Thursday, November 1, 2007

The AG Quandary

I've been thinking about the Mukasy for attorney general nomination and the "waterboarding" issue. Many smarter blogs have pointed out that if Mukasy admitted that waterboarding is torture, he would then be obligated to prosecute members of the CIA and others for their acts.
And this got me thinking of the essential quandary facing congress regarding the next attorney general. If the AG is to uphold the constitution, they must prosecute members of the administration. Shrub is not going to nominate anyone who will prosecute his people. Therefore, any shrub nominee is going to be constitutionally unacceptable.
I believe that congress should reject Mukasy, and most probably any other shrub nominee, but that leads to another problem. How long can the justice department, and the country, operate without an attorney general? Given that the administration won't prosecute itself, congress is the last line of defense.
The constitutional answer would be impeachment. But congress lacks the strength to impeach.
It's a huge dilemma, with no good answer in sight.


gandhisxmas said...

You are right on target here. I was thinking the same thing. This will be very interesting. Everyone knows water boarding is torture under the Geneva Conventions.

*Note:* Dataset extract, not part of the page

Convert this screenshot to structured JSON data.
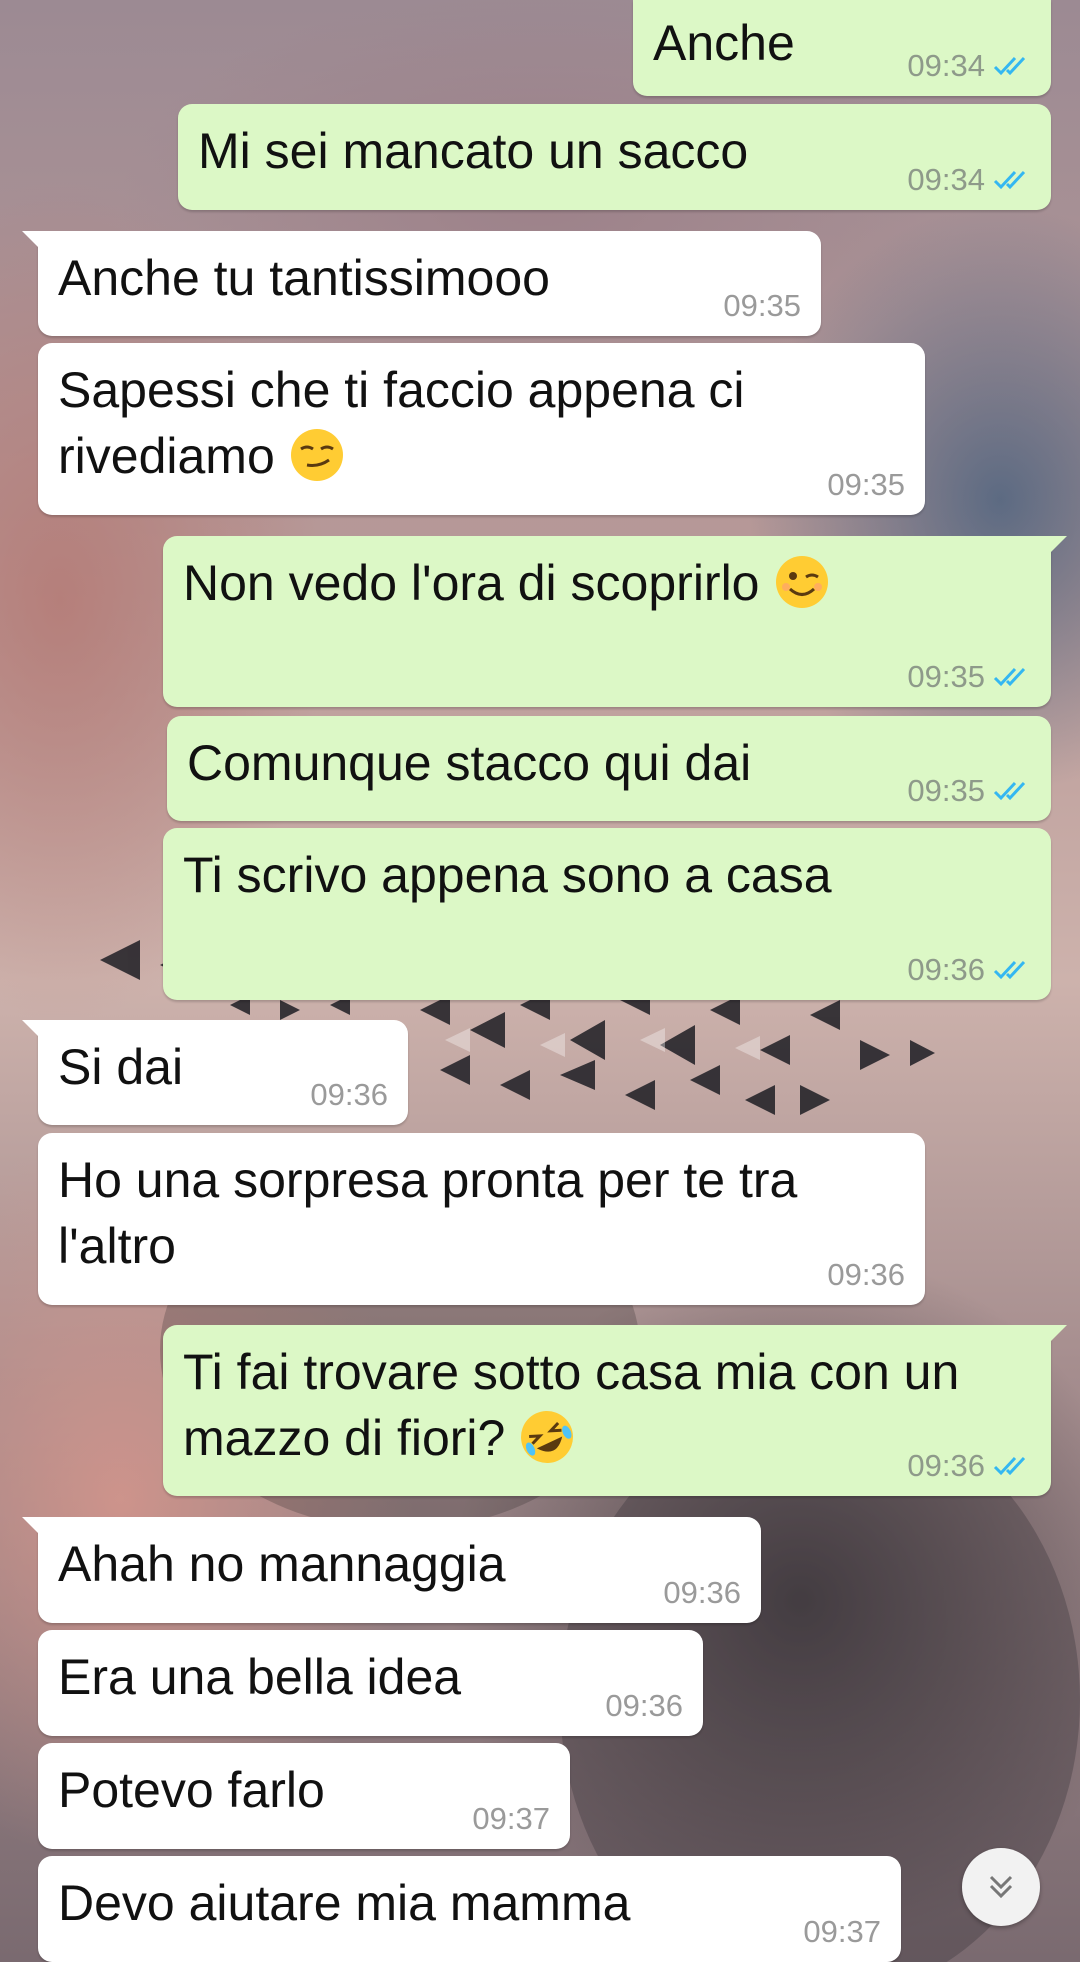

But Bush did it anyway. Maybe Bush himself can plead ignorance, but his admin undertook a PR and legal campaign to make waterboarding look legal. Alberto Gonzalez and John Yoo, the President's legal counsel at the time argued EXPLICITLY that enemy combatants are one, not afforded Geneva Convention Rights, and two, torture had to impair body or organ functioning.

The Bush admin committed torture by Geneva Standards. So did members of the US military did the CIA. Now Bush will have problems finding an attorney general because you cant say your boss is a torturer, even if he is.

There is enough evidence to send most of the Bush admin to the Hague...right now.


Jess Wundrun said...

I guess I don't see it as a quandary at all.

Remember that Janet Reno greenlighted the moronic investigations of Bill Clinton that cost us 70 million dollars and yielded nothing?

Here is where dems could show some spine by making your point: no AG can be confirmed by saying that admin officials are above reproach.

If we can accept that it is too late in the game to impeach (why bother?) we can also live without an AG for the next few months as a matter of protest.

Anonymous said...

You know, I'm not a fan of Dan Abrams, but he's been beating this drum on him MSNBC show. He's asking the simple question: Is waterboarding torture or not. Because his point is, if it is considered torture then we have crossed the line as a country.

Expecting an AG to have an opinion on that doesn't seem out of line. Democrats need to keep the pressure on.

FranIAm said...

Well - this one turned out badly, didn't it?

Deep sigh.

I think I need some of that mead from the other post!